I broke all the lines, and of course now I am sorry, but there was something very powerful about surrendering to the urge to eat. And I was caught up in the storm. First just having a snack of cheese and crackers, and then taking bites of a variety of evils - none of them tasting as I remember or as I thought they should, and none of them satisfying. But the heaviness I was aware of in my middle was an old comfort, and I actually didn't go too crazy. It wasn't a binge, just stress eating, and since I wasn't hungry at dinner time I made the decision to forego that meal. I'm sure I more than made up for the calories in my afternoon break.

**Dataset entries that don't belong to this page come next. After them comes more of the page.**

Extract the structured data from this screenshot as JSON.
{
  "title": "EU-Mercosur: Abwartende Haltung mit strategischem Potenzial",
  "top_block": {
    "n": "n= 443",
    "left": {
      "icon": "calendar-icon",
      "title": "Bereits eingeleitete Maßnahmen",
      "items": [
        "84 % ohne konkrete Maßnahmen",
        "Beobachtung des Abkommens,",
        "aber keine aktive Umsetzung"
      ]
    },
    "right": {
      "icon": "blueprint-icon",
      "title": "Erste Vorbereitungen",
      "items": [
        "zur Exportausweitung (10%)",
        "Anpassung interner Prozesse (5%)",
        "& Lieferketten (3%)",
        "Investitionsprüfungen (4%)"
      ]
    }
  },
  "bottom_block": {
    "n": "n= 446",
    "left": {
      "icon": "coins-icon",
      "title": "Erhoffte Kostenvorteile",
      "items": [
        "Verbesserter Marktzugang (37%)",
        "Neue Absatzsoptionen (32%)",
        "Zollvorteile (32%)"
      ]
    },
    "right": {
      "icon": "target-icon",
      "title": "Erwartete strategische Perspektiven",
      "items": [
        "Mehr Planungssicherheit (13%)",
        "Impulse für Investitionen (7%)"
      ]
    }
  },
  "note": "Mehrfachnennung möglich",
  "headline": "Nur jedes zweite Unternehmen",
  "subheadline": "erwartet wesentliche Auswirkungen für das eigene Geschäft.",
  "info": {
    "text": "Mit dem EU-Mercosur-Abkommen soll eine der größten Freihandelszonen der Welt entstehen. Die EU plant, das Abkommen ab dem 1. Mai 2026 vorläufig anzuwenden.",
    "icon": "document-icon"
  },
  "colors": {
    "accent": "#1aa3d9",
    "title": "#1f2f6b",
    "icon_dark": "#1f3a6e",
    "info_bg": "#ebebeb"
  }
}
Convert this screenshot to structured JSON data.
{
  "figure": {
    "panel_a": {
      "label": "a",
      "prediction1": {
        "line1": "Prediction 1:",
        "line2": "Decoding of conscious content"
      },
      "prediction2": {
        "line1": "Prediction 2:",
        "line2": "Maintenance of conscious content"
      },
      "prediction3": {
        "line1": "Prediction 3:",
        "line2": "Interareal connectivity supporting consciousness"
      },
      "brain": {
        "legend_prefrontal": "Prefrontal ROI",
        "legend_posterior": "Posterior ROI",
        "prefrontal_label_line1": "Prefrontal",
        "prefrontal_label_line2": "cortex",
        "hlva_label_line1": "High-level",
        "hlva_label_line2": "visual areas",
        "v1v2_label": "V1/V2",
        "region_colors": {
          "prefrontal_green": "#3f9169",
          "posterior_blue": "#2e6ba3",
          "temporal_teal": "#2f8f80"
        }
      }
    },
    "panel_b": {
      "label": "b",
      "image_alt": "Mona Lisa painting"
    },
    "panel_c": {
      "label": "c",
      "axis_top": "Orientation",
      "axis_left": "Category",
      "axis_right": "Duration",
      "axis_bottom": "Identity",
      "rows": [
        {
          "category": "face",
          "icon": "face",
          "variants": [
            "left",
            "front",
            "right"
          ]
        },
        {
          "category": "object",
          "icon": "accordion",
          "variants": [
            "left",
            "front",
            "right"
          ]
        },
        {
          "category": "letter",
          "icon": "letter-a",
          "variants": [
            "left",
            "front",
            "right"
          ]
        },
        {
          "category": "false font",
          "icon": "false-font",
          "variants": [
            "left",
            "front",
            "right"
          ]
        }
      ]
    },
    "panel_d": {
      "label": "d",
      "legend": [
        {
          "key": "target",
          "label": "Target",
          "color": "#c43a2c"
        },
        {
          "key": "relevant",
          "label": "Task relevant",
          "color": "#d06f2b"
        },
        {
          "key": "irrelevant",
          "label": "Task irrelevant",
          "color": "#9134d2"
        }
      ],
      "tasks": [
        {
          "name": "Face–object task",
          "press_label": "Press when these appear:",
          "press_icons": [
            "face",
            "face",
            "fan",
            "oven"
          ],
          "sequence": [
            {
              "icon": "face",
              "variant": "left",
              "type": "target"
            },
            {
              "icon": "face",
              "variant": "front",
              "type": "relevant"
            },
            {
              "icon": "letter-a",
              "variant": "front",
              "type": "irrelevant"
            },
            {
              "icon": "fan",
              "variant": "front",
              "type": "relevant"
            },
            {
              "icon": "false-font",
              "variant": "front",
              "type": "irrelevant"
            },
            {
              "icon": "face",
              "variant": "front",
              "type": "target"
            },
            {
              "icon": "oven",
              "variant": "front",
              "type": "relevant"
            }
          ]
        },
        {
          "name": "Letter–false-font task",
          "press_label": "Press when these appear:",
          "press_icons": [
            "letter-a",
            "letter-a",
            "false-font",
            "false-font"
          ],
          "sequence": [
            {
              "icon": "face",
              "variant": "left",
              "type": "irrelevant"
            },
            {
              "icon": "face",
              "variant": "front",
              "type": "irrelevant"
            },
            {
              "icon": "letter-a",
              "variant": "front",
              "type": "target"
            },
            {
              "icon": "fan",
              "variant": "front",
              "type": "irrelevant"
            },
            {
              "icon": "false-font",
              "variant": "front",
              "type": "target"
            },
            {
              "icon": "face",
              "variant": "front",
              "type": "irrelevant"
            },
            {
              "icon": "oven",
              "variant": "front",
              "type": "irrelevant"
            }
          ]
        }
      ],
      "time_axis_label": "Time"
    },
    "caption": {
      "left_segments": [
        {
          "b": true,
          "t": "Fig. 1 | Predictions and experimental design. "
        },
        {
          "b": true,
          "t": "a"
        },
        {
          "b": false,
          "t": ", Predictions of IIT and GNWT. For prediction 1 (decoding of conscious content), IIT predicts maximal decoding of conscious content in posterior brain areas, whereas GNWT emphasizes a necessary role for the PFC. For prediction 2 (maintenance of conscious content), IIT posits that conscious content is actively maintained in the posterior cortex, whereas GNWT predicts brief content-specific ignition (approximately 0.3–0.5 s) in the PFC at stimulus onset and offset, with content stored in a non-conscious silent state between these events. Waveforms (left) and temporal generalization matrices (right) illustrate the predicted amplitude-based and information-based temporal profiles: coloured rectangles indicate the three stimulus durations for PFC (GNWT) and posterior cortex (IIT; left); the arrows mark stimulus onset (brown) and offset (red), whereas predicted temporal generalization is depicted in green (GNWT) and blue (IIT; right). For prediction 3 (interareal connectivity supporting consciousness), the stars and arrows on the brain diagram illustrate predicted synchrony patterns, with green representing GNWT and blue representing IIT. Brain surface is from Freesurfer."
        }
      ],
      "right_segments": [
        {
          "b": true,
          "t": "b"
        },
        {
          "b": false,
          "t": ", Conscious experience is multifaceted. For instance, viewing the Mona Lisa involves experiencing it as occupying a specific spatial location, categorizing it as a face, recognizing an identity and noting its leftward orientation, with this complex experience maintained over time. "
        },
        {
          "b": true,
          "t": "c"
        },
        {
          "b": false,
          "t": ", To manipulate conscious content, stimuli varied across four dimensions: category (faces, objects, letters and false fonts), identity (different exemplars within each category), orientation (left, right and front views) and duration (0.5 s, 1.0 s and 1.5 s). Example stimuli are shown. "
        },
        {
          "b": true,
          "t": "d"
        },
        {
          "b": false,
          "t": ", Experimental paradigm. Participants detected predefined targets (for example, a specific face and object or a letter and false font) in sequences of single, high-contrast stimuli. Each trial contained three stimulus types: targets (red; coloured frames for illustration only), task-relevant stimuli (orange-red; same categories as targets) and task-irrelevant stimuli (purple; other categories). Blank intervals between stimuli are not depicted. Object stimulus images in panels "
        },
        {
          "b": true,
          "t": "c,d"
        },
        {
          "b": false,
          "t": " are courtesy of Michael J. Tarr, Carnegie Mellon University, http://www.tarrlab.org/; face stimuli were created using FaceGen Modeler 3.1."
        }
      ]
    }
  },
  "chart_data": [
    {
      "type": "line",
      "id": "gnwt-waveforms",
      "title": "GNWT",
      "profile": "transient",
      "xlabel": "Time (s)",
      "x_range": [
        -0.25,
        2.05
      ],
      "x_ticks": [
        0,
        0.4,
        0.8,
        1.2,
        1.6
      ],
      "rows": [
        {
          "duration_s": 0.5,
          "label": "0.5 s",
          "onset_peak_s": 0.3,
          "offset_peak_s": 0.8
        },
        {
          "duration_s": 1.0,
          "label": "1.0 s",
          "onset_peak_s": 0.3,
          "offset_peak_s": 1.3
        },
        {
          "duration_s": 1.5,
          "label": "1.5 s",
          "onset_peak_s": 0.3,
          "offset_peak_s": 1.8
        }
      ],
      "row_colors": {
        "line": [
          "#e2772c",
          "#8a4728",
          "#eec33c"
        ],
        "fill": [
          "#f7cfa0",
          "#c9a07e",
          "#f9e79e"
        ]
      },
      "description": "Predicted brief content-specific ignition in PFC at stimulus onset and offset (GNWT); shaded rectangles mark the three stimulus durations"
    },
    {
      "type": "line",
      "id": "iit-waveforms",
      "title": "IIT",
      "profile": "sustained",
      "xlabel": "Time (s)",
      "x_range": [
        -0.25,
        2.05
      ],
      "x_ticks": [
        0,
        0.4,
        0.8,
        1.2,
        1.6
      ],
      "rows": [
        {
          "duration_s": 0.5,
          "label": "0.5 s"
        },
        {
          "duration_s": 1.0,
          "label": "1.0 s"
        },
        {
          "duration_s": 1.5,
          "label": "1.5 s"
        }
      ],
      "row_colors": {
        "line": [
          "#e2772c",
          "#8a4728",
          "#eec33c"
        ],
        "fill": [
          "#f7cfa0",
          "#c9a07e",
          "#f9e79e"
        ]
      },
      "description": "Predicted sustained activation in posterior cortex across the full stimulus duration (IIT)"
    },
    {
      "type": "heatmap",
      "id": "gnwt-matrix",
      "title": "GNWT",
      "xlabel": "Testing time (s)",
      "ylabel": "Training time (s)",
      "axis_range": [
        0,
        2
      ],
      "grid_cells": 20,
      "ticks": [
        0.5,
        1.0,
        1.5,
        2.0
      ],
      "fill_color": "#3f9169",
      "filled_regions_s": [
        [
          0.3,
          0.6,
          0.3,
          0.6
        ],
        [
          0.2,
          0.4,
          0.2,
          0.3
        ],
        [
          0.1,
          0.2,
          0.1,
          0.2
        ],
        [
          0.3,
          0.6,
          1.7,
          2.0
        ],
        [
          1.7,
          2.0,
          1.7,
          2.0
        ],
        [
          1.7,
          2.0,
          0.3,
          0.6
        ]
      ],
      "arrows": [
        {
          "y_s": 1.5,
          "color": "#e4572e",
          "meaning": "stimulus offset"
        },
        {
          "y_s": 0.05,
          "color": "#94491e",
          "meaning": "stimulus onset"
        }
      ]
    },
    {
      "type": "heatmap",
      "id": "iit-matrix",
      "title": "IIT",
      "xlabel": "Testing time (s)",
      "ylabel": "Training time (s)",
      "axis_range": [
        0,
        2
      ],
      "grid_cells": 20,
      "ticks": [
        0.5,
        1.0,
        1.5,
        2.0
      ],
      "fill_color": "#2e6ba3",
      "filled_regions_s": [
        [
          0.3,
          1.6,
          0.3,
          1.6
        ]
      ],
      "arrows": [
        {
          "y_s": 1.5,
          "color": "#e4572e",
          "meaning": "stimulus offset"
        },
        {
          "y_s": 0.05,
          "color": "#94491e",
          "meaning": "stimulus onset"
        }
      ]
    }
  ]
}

So here I am,  after five Bright days, starting over. Again. And once again I have proven to the neural pathways in my brain that I can be seduced from my intentions.  No shame, not really much guilt - just a tiny smidge - because I know I will not eat anything else until breakfast tomorrow. And I know that tomorrow is day one in the next string of Bright days. My stretches are getting longer, and I will focus on that, and how unstoppable I am.

Tomorrow's food:

B:    Farro w/ cinnamon apples sautéed in butter, and Greek yogurt w\dates

L:    Left over vegetable bean soup, green grapes

D:    Cabbage & zucchini lasagna

I need to sit down in the morning after taking inventory in the fridge and plan out some meals before I head out to the store. Maybe some quinoa soup for a change of protein; I'm thinking Mexican meatball soup but quinoa instead of meatballs. I love wilted spinach in soup I think that will work.

I just went to take a peek online and this Butternut & Quinoa recipe sounds amazing too; lots to think about.

It's chilly tonight and my toes are decidedly unhappy as they urge me towards either bed or slippers. I think I am still a little tired from yesterday's headache, and will opt for bed.